I became so absorbed in the restitution of my lies that my long-lost friends wondered what had become of me.  I refused invitations and my parents drove in from the suburbs one Sunday afternoon to make sure I wasn’t dead and bloated in my apartment.  My father walked down to the sports bar after seeing I was okay and my mother picked up “The Invisible Man,” and read it.

“If only it were true of most men,” she said, opening the book and settling in beside me with some hot tea.  She took the train in and out of the city to cook for me after I told her I was taking a week off work to do nothing but read.  She even stayed with me a few nights and read “Dracula.”  (She re-acclimated herself to her Catholic upbringing soon after reading that novel).

The Friday evening of my week long liar book marathon I lamented to my Mother of having to go back to work for my rent’s sake.

“What brought all this on?  Why are you reading these books?” asked my mother.

“Because single men refuse to speak to me.”

She blinked at me from behind her thick reading glasses.

“What?” she asked slowly.

“No single man will talk to me.  I’ve not dated a man in two years,” and explained my life in the last four years.

“Do you mean to tell me you haven’t had your heart broken?”

“No.”

“You won’t talk to a man first, so no man has spoken to you in two years?”

“Well, I’ve spoken to men, Mother…”

“Yes, yes,” she blurted “but because of this experiment you are sitting down and making restitution on the lies you’ve made regarding books you said you read but really haven’t?”

“Well, now it really wasn’t an experiment, but a sort of theory I was testing.”

“A theory?” asked my mother her voice rising.

“Yes,” I said wondering at her

“Do you mean to tell me I’ve been sitting in the suburbs wondering if you’re a lesbian and afraid to tell me, dead or heartbroken, and all along you’ve been testing a theory?  A theory?”

It shocked me, her strident tone of voice.

“You idiot girl!” My mother got up from her seat on my sofa and paced my living room floor, then sat back down and looked at me. “I made you attend Sunday School in an effort to help you figure out men – they’re not complicated, dear!  I read you the Genesis account of creation, for pity’s sake.” Looking at me earnestly she said, “You punish yourself because you think men egotistical, and all they are is lazy, ignorant and cowards.  Where have you been?  How did we miss this?”

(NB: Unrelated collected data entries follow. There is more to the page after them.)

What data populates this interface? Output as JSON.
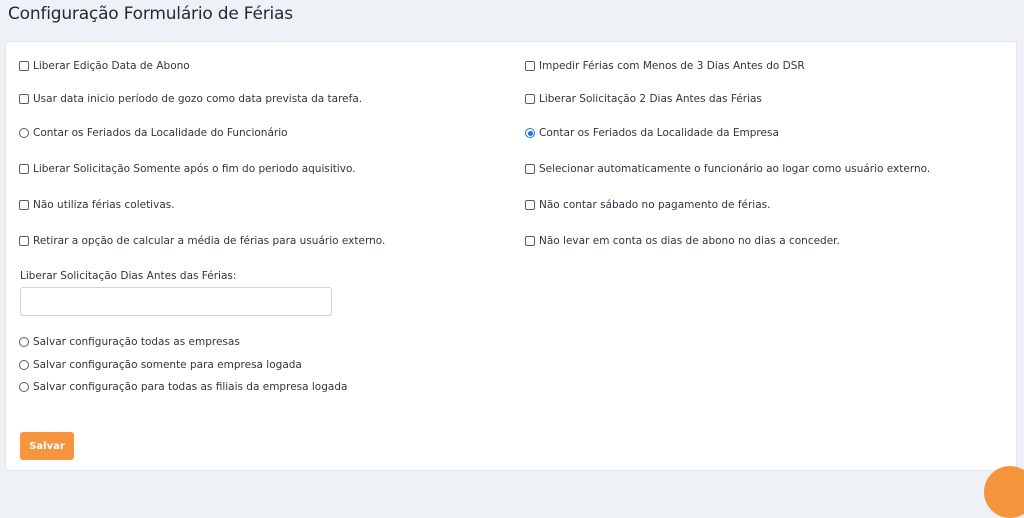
{
  "page": {
    "title": "Configuração Formulário de Férias"
  },
  "form": {
    "left_options": [
      {
        "label": "Liberar Edição Data de Abono",
        "type": "checkbox",
        "checked": false
      },
      {
        "label": "Usar data inicio período de gozo como data prevista da tarefa.",
        "type": "checkbox",
        "checked": false
      },
      {
        "label": "Contar os Feriados da Localidade do Funcionário",
        "type": "radio",
        "checked": false
      },
      {
        "label": "Liberar Solicitação Somente após o fim do periodo aquisitivo.",
        "type": "checkbox",
        "checked": false
      },
      {
        "label": "Não utiliza férias coletivas.",
        "type": "checkbox",
        "checked": false
      },
      {
        "label": "Retirar a opção de calcular a média de férias para usuário externo.",
        "type": "checkbox",
        "checked": false
      }
    ],
    "right_options": [
      {
        "label": "Impedir Férias com Menos de 3 Dias Antes do DSR",
        "type": "checkbox",
        "checked": false
      },
      {
        "label": "Liberar Solicitação 2 Dias Antes das Férias",
        "type": "checkbox",
        "checked": false
      },
      {
        "label": "Contar os Feriados da Localidade da Empresa",
        "type": "radio",
        "checked": true
      },
      {
        "label": "Selecionar automaticamente o funcionário ao logar como usuário externo.",
        "type": "checkbox",
        "checked": false
      },
      {
        "label": "Não contar sábado no pagamento de férias.",
        "type": "checkbox",
        "checked": false
      },
      {
        "label": "Não levar em conta os dias de abono no dias a conceder.",
        "type": "checkbox",
        "checked": false
      }
    ],
    "days_before_label": "Liberar Solicitação Dias Antes das Férias:",
    "days_before_value": "",
    "scope_options": [
      {
        "label": "Salvar configuração todas as empresas",
        "checked": false
      },
      {
        "label": "Salvar configuração somente para empresa logada",
        "checked": false
      },
      {
        "label": "Salvar configuração para todas as filiais da empresa logada",
        "checked": false
      }
    ],
    "save_label": "Salvar"
  },
  "colors": {
    "accent": "#f7943e",
    "radio_selected": "#1a73e8",
    "background": "#eef1f6"
  }
}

She got up and paced a few more times across my living room floor.   “Oh!” my mother moaned and collapsed back down on my old library chair, landing on Dante’s “Inferno.”

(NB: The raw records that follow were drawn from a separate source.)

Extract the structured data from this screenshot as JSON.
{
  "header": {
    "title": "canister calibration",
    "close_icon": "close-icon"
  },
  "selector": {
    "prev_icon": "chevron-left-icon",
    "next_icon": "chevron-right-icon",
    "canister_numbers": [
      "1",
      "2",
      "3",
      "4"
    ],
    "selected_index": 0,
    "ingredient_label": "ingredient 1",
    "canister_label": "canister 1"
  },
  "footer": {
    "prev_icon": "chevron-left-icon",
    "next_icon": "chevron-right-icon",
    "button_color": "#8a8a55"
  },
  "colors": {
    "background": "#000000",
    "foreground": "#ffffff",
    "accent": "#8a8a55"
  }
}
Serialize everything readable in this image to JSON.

“Mother, I would hardly say I was punishing myself.  I mean I’ve been lonely, but I’m better read than most people my age.”  I shrugged and picked up ‘Moll Flanders.’  “And you know, most of my so-called friends are already married and wondering why they spent the time and money on the effort.  Perhaps I’ll skip all that.”

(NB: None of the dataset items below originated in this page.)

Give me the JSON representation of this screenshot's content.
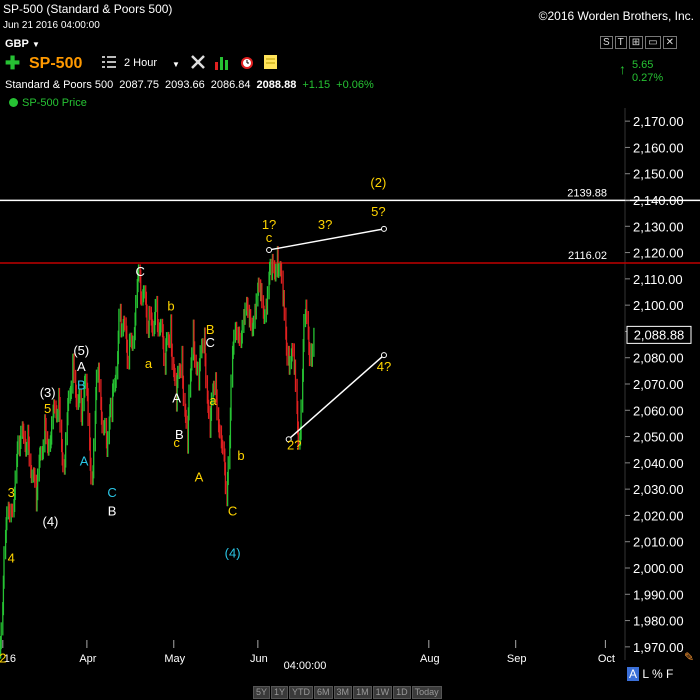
{
  "header": {
    "title": "SP-500 (Standard & Poors 500)",
    "copyright": "©2016 Worden Brothers, Inc.",
    "datetime": "Jun 21 2016 04:00:00"
  },
  "toolbar": {
    "currency": "GBP",
    "symbol": "SP-500",
    "timeframe": "2 Hour",
    "icons": [
      "plus-icon",
      "list-icon",
      "tools-icon",
      "bar-chart-icon",
      "alarm-clock-icon",
      "note-icon"
    ],
    "window_controls": [
      "S",
      "T",
      "",
      ""
    ]
  },
  "quote": {
    "name": "Standard & Poors 500",
    "open": "2087.75",
    "high": "2093.66",
    "low": "2086.84",
    "last": "2088.88",
    "change": "+1.15",
    "change_pct": "+0.06%"
  },
  "change_box": {
    "abs": "5.65",
    "pct": "0.27%"
  },
  "legend": {
    "label": "SP-500 Price"
  },
  "bottom": {
    "ranges": [
      "5Y",
      "1Y",
      "YTD",
      "6M",
      "3M",
      "1M",
      "1W",
      "1D",
      "Today"
    ],
    "scale_toggles": [
      "A",
      "L",
      "%",
      "F"
    ],
    "cursor_time": "04:00:00"
  },
  "colors": {
    "price_up": "#26c233",
    "price_down": "#e02020",
    "label_yellow": "#ffd400",
    "label_white": "#ffffff",
    "label_cyan": "#2ac6e6",
    "resistance_white": "#ffffff",
    "resistance_red": "#c00000"
  },
  "chart_data": {
    "type": "line",
    "title": "SP-500 Price",
    "ylim": [
      1965,
      2175
    ],
    "y_ticks": [
      1970,
      1980,
      1990,
      2000,
      2010,
      2020,
      2030,
      2040,
      2050,
      2060,
      2070,
      2080,
      2090,
      2100,
      2110,
      2120,
      2130,
      2140,
      2150,
      2160,
      2170
    ],
    "y_tick_labels": [
      "1,970.00",
      "1,980.00",
      "1,990.00",
      "2,000.00",
      "2,010.00",
      "2,020.00",
      "2,030.00",
      "2,040.00",
      "2,050.00",
      "2,060.00",
      "2,070.00",
      "2,080.00",
      "2,090.00",
      "2,100.00",
      "2,110.00",
      "2,120.00",
      "2,130.00",
      "2,140.00",
      "2,150.00",
      "2,160.00",
      "2,170.00"
    ],
    "x_tick_labels": [
      "16",
      "Apr",
      "May",
      "Jun",
      "Aug",
      "Sep",
      "Oct"
    ],
    "x_tick_dates": [
      "2016-03-02",
      "2016-04-01",
      "2016-05-02",
      "2016-06-01",
      "2016-08-01",
      "2016-09-01",
      "2016-10-03"
    ],
    "last_price": 2088.88,
    "last_price_label": "2,088.88",
    "series": [
      {
        "x": [
          "2016-03-01",
          "2016-03-03",
          "2016-03-05",
          "2016-03-08",
          "2016-03-11",
          "2016-03-14",
          "2016-03-17",
          "2016-03-19",
          "2016-03-22",
          "2016-03-24",
          "2016-03-27",
          "2016-03-30",
          "2016-04-01",
          "2016-04-03",
          "2016-04-05",
          "2016-04-08",
          "2016-04-10",
          "2016-04-13",
          "2016-04-16",
          "2016-04-20",
          "2016-04-23",
          "2016-04-26",
          "2016-04-29",
          "2016-05-01",
          "2016-05-03",
          "2016-05-05",
          "2016-05-07",
          "2016-05-09",
          "2016-05-11",
          "2016-05-13",
          "2016-05-15",
          "2016-05-17",
          "2016-05-19",
          "2016-05-21",
          "2016-05-23",
          "2016-05-25",
          "2016-05-27",
          "2016-05-29",
          "2016-05-31",
          "2016-06-02",
          "2016-06-04",
          "2016-06-06",
          "2016-06-08",
          "2016-06-10",
          "2016-06-12",
          "2016-06-14",
          "2016-06-16",
          "2016-06-18",
          "2016-06-20",
          "2016-06-21"
        ],
        "values": [
          1968,
          2012,
          2022,
          2045,
          2052,
          2024,
          2056,
          2048,
          2066,
          2038,
          2079,
          2058,
          2068,
          2034,
          2074,
          2048,
          2058,
          2098,
          2078,
          2111,
          2090,
          2101,
          2076,
          2094,
          2062,
          2082,
          2046,
          2092,
          2070,
          2089,
          2052,
          2072,
          2048,
          2026,
          2082,
          2088,
          2096,
          2094,
          2098,
          2104,
          2100,
          2112,
          2120,
          2102,
          2082,
          2076,
          2049,
          2096,
          2083,
          2088.88
        ]
      }
    ],
    "horizontal_lines": [
      {
        "value": 2139.88,
        "label": "2139.88",
        "color": "#ffffff"
      },
      {
        "value": 2116.02,
        "label": "2116.02",
        "color": "#c00000"
      }
    ],
    "projection_lines": [
      {
        "from": {
          "x": "2016-06-05",
          "y": 2121
        },
        "to": {
          "x": "2016-07-16",
          "y": 2129
        }
      },
      {
        "from": {
          "x": "2016-06-12",
          "y": 2049
        },
        "to": {
          "x": "2016-07-16",
          "y": 2081
        }
      }
    ],
    "wave_labels": [
      {
        "text": "2",
        "x": "2016-03-02",
        "y": 1964,
        "color": "label_yellow"
      },
      {
        "text": "4",
        "x": "2016-03-05",
        "y": 2002,
        "color": "label_yellow"
      },
      {
        "text": "3",
        "x": "2016-03-05",
        "y": 2027,
        "color": "label_yellow"
      },
      {
        "text": "(4)",
        "x": "2016-03-19",
        "y": 2016,
        "color": "label_white"
      },
      {
        "text": "(3)",
        "x": "2016-03-18",
        "y": 2065,
        "color": "label_white"
      },
      {
        "text": "5",
        "x": "2016-03-18",
        "y": 2059,
        "color": "label_yellow"
      },
      {
        "text": "(5)",
        "x": "2016-03-30",
        "y": 2081,
        "color": "label_white"
      },
      {
        "text": "A",
        "x": "2016-03-30",
        "y": 2075,
        "color": "label_white"
      },
      {
        "text": "B",
        "x": "2016-03-30",
        "y": 2068,
        "color": "label_cyan"
      },
      {
        "text": "A",
        "x": "2016-03-31",
        "y": 2039,
        "color": "label_cyan"
      },
      {
        "text": "C",
        "x": "2016-04-10",
        "y": 2027,
        "color": "label_cyan"
      },
      {
        "text": "B",
        "x": "2016-04-10",
        "y": 2020,
        "color": "label_white"
      },
      {
        "text": "C",
        "x": "2016-04-20",
        "y": 2111,
        "color": "label_white"
      },
      {
        "text": "a",
        "x": "2016-04-23",
        "y": 2076,
        "color": "label_yellow"
      },
      {
        "text": "b",
        "x": "2016-05-01",
        "y": 2098,
        "color": "label_yellow"
      },
      {
        "text": "A",
        "x": "2016-05-03",
        "y": 2063,
        "color": "label_white"
      },
      {
        "text": "B",
        "x": "2016-05-04",
        "y": 2049,
        "color": "label_white"
      },
      {
        "text": "c",
        "x": "2016-05-03",
        "y": 2046,
        "color": "label_yellow"
      },
      {
        "text": "B",
        "x": "2016-05-15",
        "y": 2089,
        "color": "label_yellow"
      },
      {
        "text": "C",
        "x": "2016-05-15",
        "y": 2084,
        "color": "label_white"
      },
      {
        "text": "a",
        "x": "2016-05-16",
        "y": 2062,
        "color": "label_yellow"
      },
      {
        "text": "A",
        "x": "2016-05-11",
        "y": 2033,
        "color": "label_yellow"
      },
      {
        "text": "b",
        "x": "2016-05-26",
        "y": 2041,
        "color": "label_yellow"
      },
      {
        "text": "C",
        "x": "2016-05-23",
        "y": 2020,
        "color": "label_yellow"
      },
      {
        "text": "(4)",
        "x": "2016-05-23",
        "y": 2004,
        "color": "label_cyan"
      },
      {
        "text": "1?",
        "x": "2016-06-05",
        "y": 2129,
        "color": "label_yellow"
      },
      {
        "text": "c",
        "x": "2016-06-05",
        "y": 2124,
        "color": "label_yellow"
      },
      {
        "text": "3?",
        "x": "2016-06-25",
        "y": 2129,
        "color": "label_yellow"
      },
      {
        "text": "5?",
        "x": "2016-07-14",
        "y": 2134,
        "color": "label_yellow"
      },
      {
        "text": "(2)",
        "x": "2016-07-14",
        "y": 2145,
        "color": "label_yellow"
      },
      {
        "text": "4?",
        "x": "2016-07-16",
        "y": 2075,
        "color": "label_yellow"
      },
      {
        "text": "2?",
        "x": "2016-06-14",
        "y": 2045,
        "color": "label_yellow"
      }
    ]
  }
}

My Mother was looking at me from between her fingers, her blue eyes shining out from behind her reading glasses.  “Then you don’t blame me for being a terrible mother?”

“I don’t consider you a terrible mother.”

She seemed relieved and removed her glasses to dab her eyes with a tissue.  “Do you see yourself ever in a relationship?”

“Oh, perhaps some older man who walks by me while I’m reading on a park bench, might stop by someday and ask me what keeps me so absorbed.”

“Have you seen him?” Asked my mother in a conspirator’s tone of voice.

“Every day on my lunch hour.  After a week’s absence, I’m hoping he might have the courage to ask me what I’ve been up to.”

“Oh, darling, I’m so relieved you’re not so noble as to not try stealth.”

I smiled at her and asked if she wouldn’t make me a pot of tea.

“Oh yes certainly.  And since it’s only Friday, I think I’ll read the Pickwick Papers.  I always hated Charles Dickens and lied through so many of his novels.  But it’s time to come clean.”